私は鍵盤の中で一番低い音のドを一回だけ弾いた。
すると突然秋音が後ろに大きく吹き飛ばされた。
どうやら音が反響して衝撃波になったみたいだ。
秋音はよろけながらもすぐに次の攻撃の準備をした。
(今回の攻撃の動き…。さっきまでと全く違う。本当に本気なんだとひしひしと伝わってくる。)
秋音は短剣を二つ両手で構えた。
そして次の瞬間。
秋音は私のすぐ目の前にいた。
鍵盤を弾こうと腕を伸ばそうとした時に気が付きました。
秋音は私の腕を鍵盤の届かない範囲にまで蹴っていました。
もう駄目だと思い秋音の顔を見たら、秋音は笑っていました。
その笑い方は勝ちを確信した笑い方ではなく、次にどんな方法で攻撃を防いでくれるのか無邪気に楽しそうにしている。
そんなような笑い方でした。
また、その表情はまるで完全に諦めかけていた私を鼓舞するかのような表情にも見えました。
(ここで終わったらいけない。まだ諦めれない!)
そう思い私は必死に体を後ろにそらせてギリギリの所で秋音の短剣を避けました。
秋音は短剣を避けられるとそのままの勢いで体を一回転させて今度は足を振り下ろそうとしてきました。
私はその一瞬を見逃しませんでした。
短剣を避けるときになるべく腕を鍵盤付近にまで寄せていたので私は力一杯鍵盤の中で一番高いシを弾きました。
すると突然後ろから秋音の方へと冷気が流れ次の瞬間私と秋音の間に大きな氷の板が現れました。
秋音はそのまま足を振り下ろして氷を割ろうとしましたが氷は割れませんでした。
秋音は氷が割れないことに驚いたのか一度体勢を整えるために離れました。
(その位置。その場所。全部が丁度良い所!これは…)
「もらったぁ!!」
私がそう叫んだ瞬間
ピアノの鍵盤は分解されて88枚のただの浮遊する板となった。
しかしこれはただの板じゃない。
私は秋音に向かって板を1枚飛ばした。
秋音は不意を突かれ板がクリーンヒットし、そのまま後ろに倒れた。
その瞬間突然夢の世界は真っ白で何もない空間へと移り変わった。
そこには先ほどまで満身創痍だった秋音が傷一つない姿で立っている。
「お疲れさまでした。無事訓練が終了しました。」
「え?どういう事?」
(訓練が終わった?つまり私は秋音から…)
秋音は悔しそうにしながらこう言いました。
「だから、負けたんですよ。本気の私が玲に負けたんです!」
「勝った?本当に?………やったぁぁ!!!」
私はその場で両手を上にあげた。
(やった!ようやく勝った!秋音に、本気の秋音に勝った!)
「本当玲の発想力には驚かされました。最後に使ったアレって…」
「そう!レオさんがコールを使っていた時の技!」
「よく即興で出来ましたね。

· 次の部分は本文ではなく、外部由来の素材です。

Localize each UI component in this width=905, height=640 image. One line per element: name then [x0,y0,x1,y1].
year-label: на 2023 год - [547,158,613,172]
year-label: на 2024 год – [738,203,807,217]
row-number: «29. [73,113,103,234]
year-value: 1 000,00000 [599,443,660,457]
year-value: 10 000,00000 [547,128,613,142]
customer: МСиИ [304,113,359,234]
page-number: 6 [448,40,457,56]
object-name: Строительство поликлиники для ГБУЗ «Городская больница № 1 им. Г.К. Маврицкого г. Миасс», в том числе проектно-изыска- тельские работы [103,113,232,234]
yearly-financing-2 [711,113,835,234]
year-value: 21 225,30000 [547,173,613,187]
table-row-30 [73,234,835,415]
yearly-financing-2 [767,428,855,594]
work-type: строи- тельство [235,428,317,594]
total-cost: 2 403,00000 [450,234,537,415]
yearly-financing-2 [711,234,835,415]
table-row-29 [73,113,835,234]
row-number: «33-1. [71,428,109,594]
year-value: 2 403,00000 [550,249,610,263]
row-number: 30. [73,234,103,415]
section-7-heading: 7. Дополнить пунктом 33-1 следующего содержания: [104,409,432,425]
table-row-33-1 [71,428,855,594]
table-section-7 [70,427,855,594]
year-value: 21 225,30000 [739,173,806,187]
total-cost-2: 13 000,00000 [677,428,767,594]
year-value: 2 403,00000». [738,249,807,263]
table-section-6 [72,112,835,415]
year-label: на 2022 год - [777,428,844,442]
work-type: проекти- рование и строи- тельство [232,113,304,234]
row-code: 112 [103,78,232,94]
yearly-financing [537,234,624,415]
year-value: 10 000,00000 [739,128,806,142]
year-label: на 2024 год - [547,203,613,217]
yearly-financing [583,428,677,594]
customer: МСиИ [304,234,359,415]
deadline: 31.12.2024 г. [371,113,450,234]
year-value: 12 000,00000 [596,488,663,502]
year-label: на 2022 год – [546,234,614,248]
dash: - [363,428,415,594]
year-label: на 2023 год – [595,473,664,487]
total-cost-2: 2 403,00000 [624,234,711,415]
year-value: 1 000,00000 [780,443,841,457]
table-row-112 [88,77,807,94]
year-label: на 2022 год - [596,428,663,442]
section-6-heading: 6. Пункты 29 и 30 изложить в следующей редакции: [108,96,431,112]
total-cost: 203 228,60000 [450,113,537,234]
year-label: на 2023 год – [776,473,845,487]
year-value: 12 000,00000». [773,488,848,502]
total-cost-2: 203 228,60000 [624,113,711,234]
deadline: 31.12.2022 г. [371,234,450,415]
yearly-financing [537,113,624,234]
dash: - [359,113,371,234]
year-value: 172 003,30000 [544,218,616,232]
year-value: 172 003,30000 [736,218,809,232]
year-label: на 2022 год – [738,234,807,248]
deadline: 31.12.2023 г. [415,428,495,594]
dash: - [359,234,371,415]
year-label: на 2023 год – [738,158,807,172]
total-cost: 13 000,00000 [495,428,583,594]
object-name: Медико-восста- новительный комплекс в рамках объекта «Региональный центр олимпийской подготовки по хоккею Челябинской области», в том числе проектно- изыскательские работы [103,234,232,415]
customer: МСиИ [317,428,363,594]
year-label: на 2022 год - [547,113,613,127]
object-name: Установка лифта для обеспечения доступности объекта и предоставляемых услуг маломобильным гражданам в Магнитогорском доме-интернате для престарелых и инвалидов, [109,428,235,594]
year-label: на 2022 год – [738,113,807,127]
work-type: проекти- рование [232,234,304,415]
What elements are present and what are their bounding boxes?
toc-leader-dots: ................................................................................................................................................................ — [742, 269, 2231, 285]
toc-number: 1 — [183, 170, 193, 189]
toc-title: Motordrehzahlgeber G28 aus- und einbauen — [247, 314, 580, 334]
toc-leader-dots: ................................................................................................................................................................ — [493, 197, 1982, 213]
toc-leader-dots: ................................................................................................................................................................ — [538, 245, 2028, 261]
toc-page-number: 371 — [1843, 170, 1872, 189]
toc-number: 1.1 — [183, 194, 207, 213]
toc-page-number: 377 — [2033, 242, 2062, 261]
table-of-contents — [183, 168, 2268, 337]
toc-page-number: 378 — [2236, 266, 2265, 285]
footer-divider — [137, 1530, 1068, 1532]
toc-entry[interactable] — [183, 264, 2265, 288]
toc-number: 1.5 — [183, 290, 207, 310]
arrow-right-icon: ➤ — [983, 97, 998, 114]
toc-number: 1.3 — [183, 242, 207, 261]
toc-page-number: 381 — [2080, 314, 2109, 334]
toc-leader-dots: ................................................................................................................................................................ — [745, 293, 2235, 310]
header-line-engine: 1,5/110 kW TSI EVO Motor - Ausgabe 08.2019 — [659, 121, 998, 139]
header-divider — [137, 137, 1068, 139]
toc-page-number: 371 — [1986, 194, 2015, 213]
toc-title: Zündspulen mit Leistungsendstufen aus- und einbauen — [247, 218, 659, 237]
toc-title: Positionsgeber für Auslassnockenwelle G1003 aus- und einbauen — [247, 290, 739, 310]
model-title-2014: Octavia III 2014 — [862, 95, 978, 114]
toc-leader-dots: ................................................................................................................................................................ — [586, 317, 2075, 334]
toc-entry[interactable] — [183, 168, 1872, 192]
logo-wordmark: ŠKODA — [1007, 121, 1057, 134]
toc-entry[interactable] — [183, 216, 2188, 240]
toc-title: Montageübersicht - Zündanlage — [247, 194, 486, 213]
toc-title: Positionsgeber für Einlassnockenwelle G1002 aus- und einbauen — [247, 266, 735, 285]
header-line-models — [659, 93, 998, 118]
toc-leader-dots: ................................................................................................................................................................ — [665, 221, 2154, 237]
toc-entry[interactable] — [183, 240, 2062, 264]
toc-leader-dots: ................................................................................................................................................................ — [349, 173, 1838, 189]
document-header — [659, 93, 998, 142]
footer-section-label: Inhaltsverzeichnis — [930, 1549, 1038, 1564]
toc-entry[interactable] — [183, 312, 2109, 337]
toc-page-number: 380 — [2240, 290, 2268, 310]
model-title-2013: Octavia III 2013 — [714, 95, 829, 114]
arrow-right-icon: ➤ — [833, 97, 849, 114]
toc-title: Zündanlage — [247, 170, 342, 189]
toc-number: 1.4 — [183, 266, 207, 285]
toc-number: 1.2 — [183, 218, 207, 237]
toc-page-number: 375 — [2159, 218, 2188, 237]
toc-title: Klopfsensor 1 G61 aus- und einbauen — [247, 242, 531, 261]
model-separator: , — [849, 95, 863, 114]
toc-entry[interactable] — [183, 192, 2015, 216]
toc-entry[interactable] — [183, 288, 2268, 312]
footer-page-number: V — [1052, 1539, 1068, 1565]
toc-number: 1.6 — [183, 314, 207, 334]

」
「実はあの使い方はもうすでに教わっていたんだよ。レオさん本人から。」
「なるほどだからあそこまで綺麗に出来たのですね。」
「へへへ。凄いでしょ。」
私は自慢げに秋音にピースをしてそう言った。
秋音は本当に驚いてるような表情だった。
「さて、玲。あなたはこのまま夢の世界から解放されますが忘れないでください。ここでの出来事。そして私がいつもそばにいるってことを。」
「うん。分かった。絶対忘れない。」
「そうですか。では時間も迫っているのですぐにこの夢に世界を終わらせます。」
「秋音。待って最後に一つ言わせて。」
「?。何ですか?」
「私を強くしてくれてありがとう。」
秋音は笑顔でこう返してくれました。
「こちらこそ楽しい時間をどうもありがとうございました。では、”#
秋音がそう言った瞬間目の前が真っ白になった。
なんだか秋音にはもう会えないような気がするけどそれでも今はこの言葉を最後に言うよ。秋音。